India is today a global pharma player. If not today, India's exports to USA, (both API's and finished medicines) is scheduled to touch 35 per cent to 40 per cent in the next decade. The trend may be even more to key regulated intermediates post 2005, but the market growth is certain in years to came. Another 25 to 30 per cent is scheduled to be to Europe especially with the enlarged evergreen (at least for next 20 years) expanding EU market. With Russia knocking at the WTO door, waiting to join China, India can't expect much growth or contribution from these markets in the next couple of decades. Can India afford to rub the trade commissioners of the developed countries on the wrong side vis a vis IP policies and expectations for amendment of Indian patent law? Can India afford to invite a DSB judgment for non-TRIPs compliance? These are some of the questions we need to address. The earliest, we find the answers, the smoother, and less painful the transition will be.
How to address this Hobson's choice? How can one eat the cake and have it too? There is one option and only one option. Approach the 3rd Amendment with a singular focused agenda of basic minimum TRIPs compliance. The advocates of TRIPs plus regime, of defining contentious issues like biologicals, life forms, sui.generis and rectifying "deficiencies" of now settled, now accepted by "implied consent", issues in 1st and 2nd amendments and over-polishing of amend-ment language (even though the language is borrowed entirely from TRIPs) are doing a yeoman disservice to India and Indian pharma industry and to India's TRIPs compliance efforts by throwing the "spanner in the works". The 'Powers in Delhi' have fallen easy prey by opening up the debate to unmanageable levels (in spite of past experience), just like the proverbial father and son in the Panchatantra story, who eventually carried the donkey across the bridge on the river (River being TRIPs and the bridge being the 2005 deadline) due to "over-hearing" of opinions instead of using prudent self- (National) interest-based judgment. A costly price to pay in the current economic scenario, where India is poised to breakthrough as a future economic superpower.
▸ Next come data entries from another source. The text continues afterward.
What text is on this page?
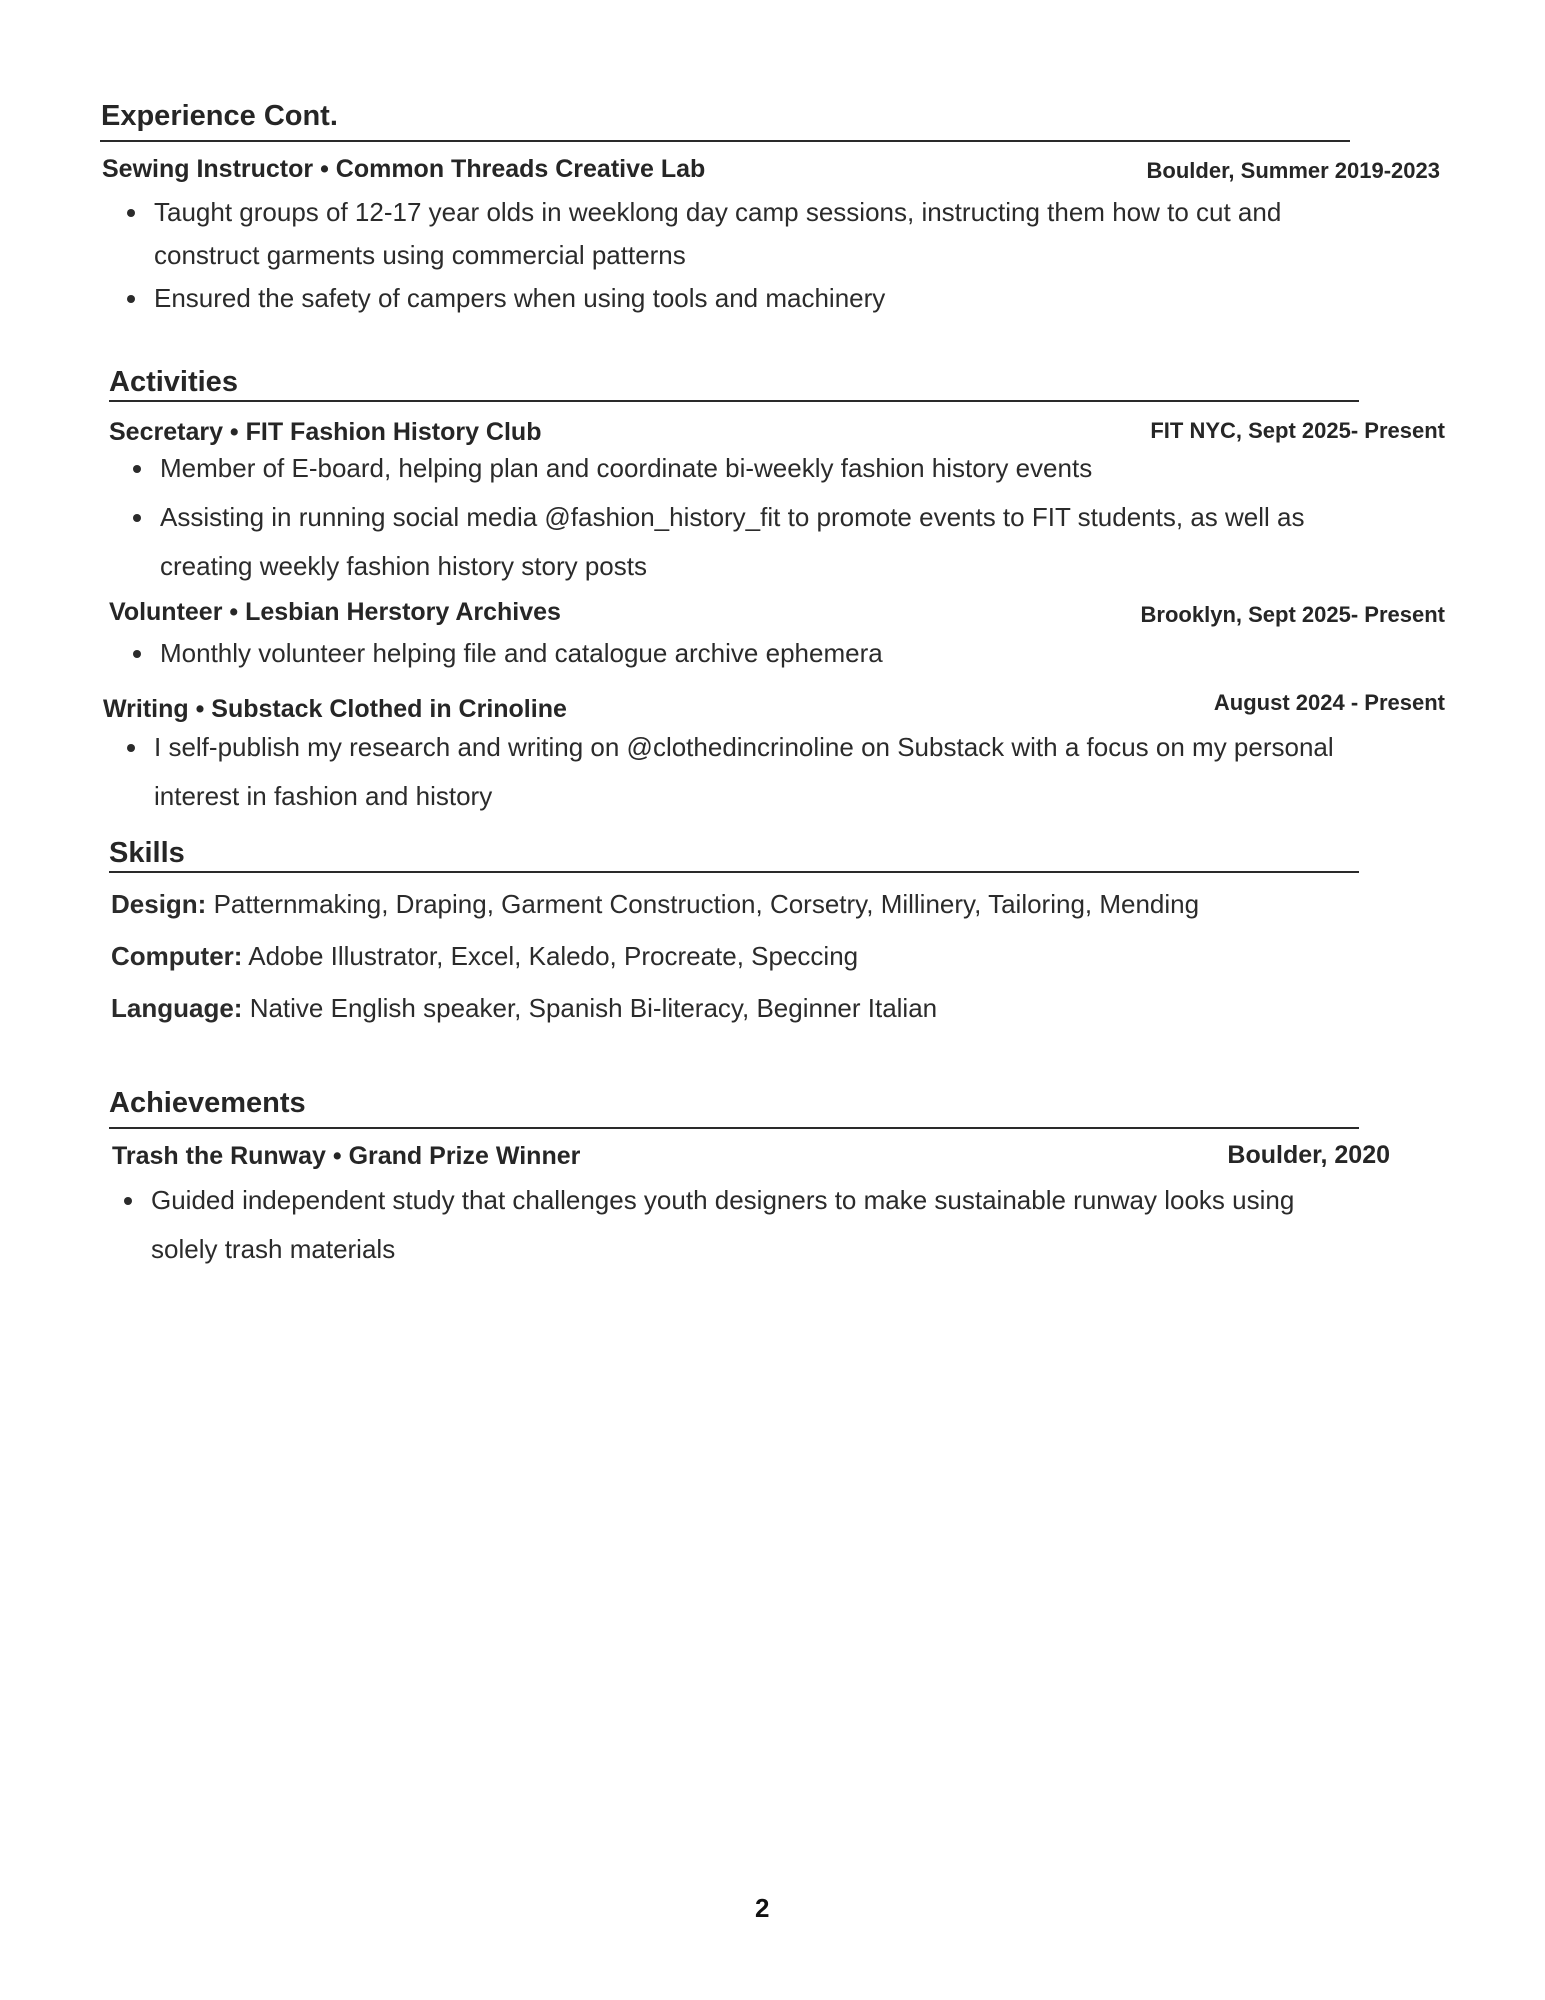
Experience Cont.
Sewing Instructor • Common Threads Creative Lab	Boulder, Summer 2019-2023
Taught groups of 12-17 year olds in weeklong day camp sessions, instructing them how to cut and
construct garments using commercial patterns
Ensured the safety of campers when using tools and machinery
Activities
Secretary • FIT Fashion History Club	FIT NYC, Sept 2025- Present
Member of E-board, helping plan and coordinate bi-weekly fashion history events
Assisting in running social media @fashion_history_fit to promote events to FIT students, as well as
creating weekly fashion history story posts
Volunteer • Lesbian Herstory Archives	Brooklyn, Sept 2025- Present
Monthly volunteer helping file and catalogue archive ephemera
Writing • Substack Clothed in Crinoline	August 2024 - Present
I self-publish my research and writing on @clothedincrinoline on Substack with a focus on my personal
interest in fashion and history
Skills
Design: Patternmaking, Draping, Garment Construction, Corsetry, Millinery, Tailoring, Mending
Computer: Adobe Illustrator, Excel, Kaledo, Procreate, Speccing
Language: Native English speaker, Spanish Bi-literacy, Beginner Italian
Achievements
Trash the Runway • Grand Prize Winner	Boulder, 2020
Guided independent study that challenges youth designers to make sustainable runway looks using
solely trash materials
2
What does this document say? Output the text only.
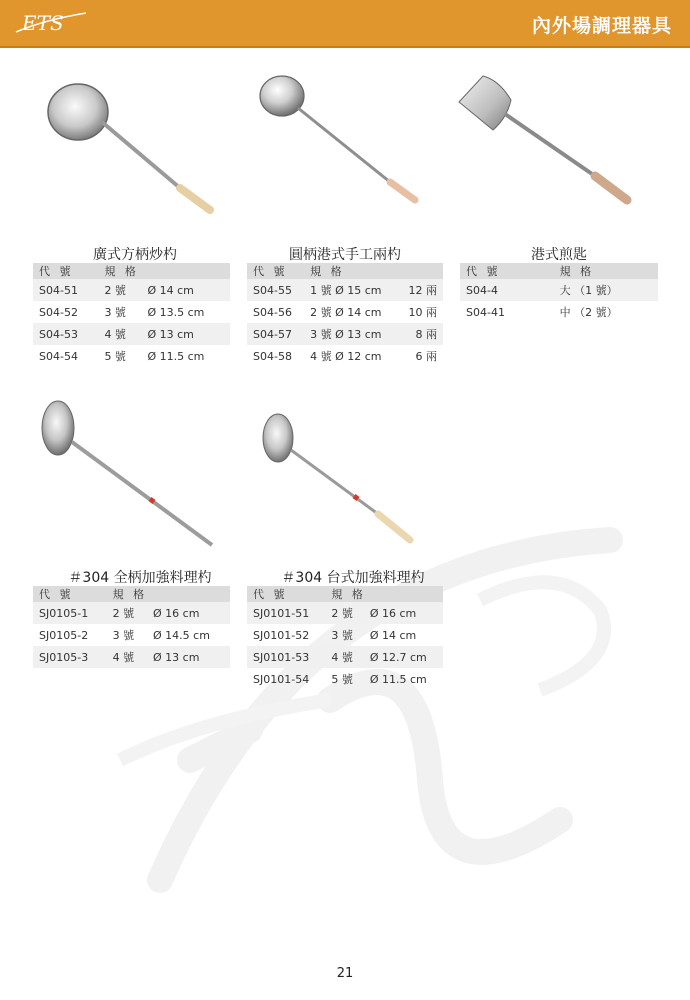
ETS	內外場調理器具
廣式方柄炒杓
代 號	規 格	
S04-51	2 號	Ø 14 cm
S04-52	3 號	Ø 13.5 cm
S04-53	4 號	Ø 13 cm
S04-54	5 號	Ø 11.5 cm
圓柄港式手工兩杓
代 號	規 格	
S04-55	1 號 Ø 15 cm	12 兩
S04-56	2 號 Ø 14 cm	10 兩
S04-57	3 號 Ø 13 cm	8 兩
S04-58	4 號 Ø 12 cm	6 兩
港式煎匙
代 號	規 格
S04-4	大 （1 號）
S04-41	中 （2 號）
＃304 全柄加強料理杓
代 號	規 格	
SJ0105-1	2 號	Ø 16 cm
SJ0105-2	3 號	Ø 14.5 cm
SJ0105-3	4 號	Ø 13 cm
＃304 台式加強料理杓
代 號	規 格	
SJ0101-51	2 號	Ø 16 cm
SJ0101-52	3 號	Ø 14 cm
SJ0101-53	4 號	Ø 12.7 cm
SJ0101-54	5 號	Ø 11.5 cm
21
Iraq "erred". May be the reason was Saddam or oil or Euro. The reprimand was physical. With India threatening to emerge economically, the TRIPs non-compliance - weak intellectual property - or in blunt western language "IP Terrorism" could be an ideal excuse for the current superpower to strike at India with sanctions and counter measures. The potential India-sympathizers are being 'carrot-fed' in tactical moves.
The India - baiters are already hyperactive like a "stoned bee-hive". Could we - should we - look at the core issues more dispassionately and with a cool frame of mind and initiative with passionate composure. Shall we weigh the pros and cons, have a balanced view of positives and negatives, take stock of possible options of actions and likely reactions - and settle for the eventual (only) option. Because, that is where we started - with a - Hobson's choice, for which the dice has been cast way back in mid-eighties (Uruguay Round) and mid nineties (WTO/TRIPs founder - membership by India).